MARY TEMPLE, Light Fragment, 2010. Acrylic paint on sheetrock,
acrylic gel, 
stain and urethane on hardwood. 30 x 36  inches. Courtesy of the artist and Mixed Greens, NY

Temple's delightfully named Light Fragment is surely one of the most convincing illusions in the show, and comes as a surprising lift amidst the mechanical, man-made, and trashy.  Many of the artists collected here deal with issues of comparative inherent and socially constructed value; with physical and psychological scale; with reconsiderations of beauty in the constructed, everyday world. Temple, like McKimens, draws what she sees, but brings a natural subject inside—where it, too, is an everyday occurrence. Any attempt to represent light is a simulacrum, but it also incorporates the subject itself. Painting and drawing are rooted in light and its properties. So, whether she imitates the fall of shadows through a window to create a simulacrum of shadows, or whether she uses her knowledge of light's properties to create a beguiling scene is either a fine question of philosophy—or it is utterly indifferent. What a satisfying work on the face of it.

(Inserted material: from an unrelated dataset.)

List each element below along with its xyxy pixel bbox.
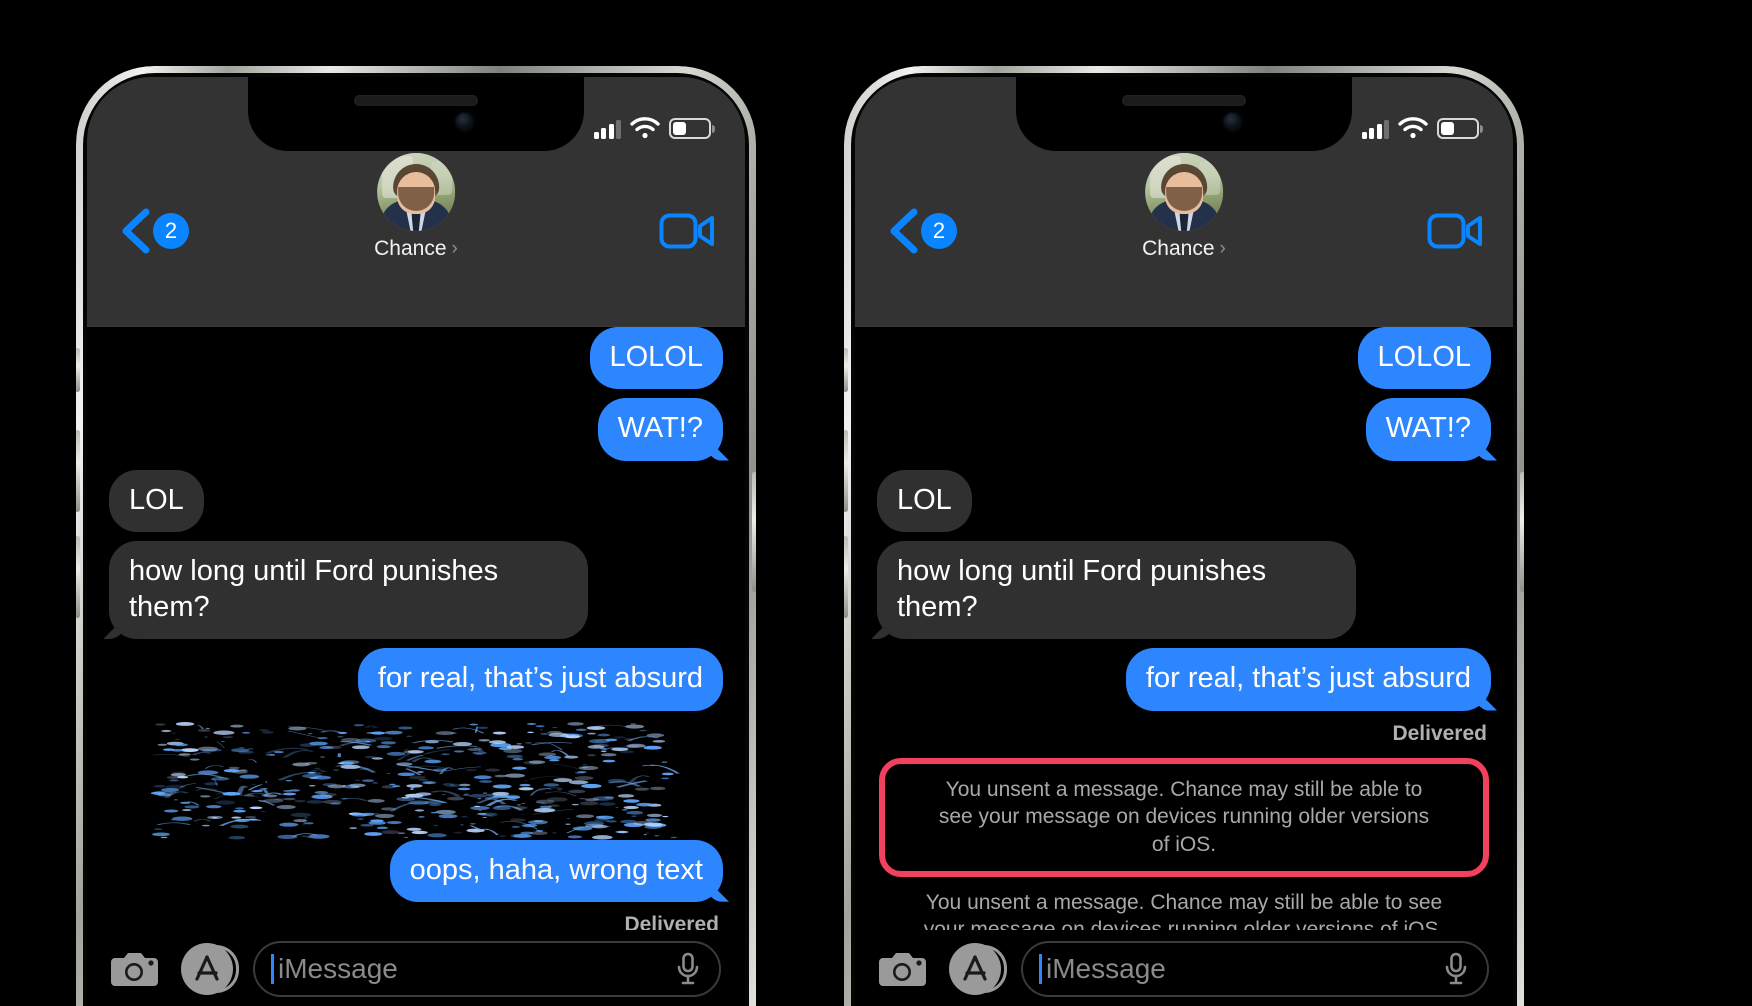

Simulacrum is a much larger show than this review can begin to reflect. It closes on January 11; I recommend starting now to see its marvels. Curator Michael Goodson's achievement above all, I think, is in having chosen a topic that works in so many ways. The show is funny and thought-provoking. To anyone who maintains either casually or deeply their own inner conversation about what art may be, this show will heat up that discussion.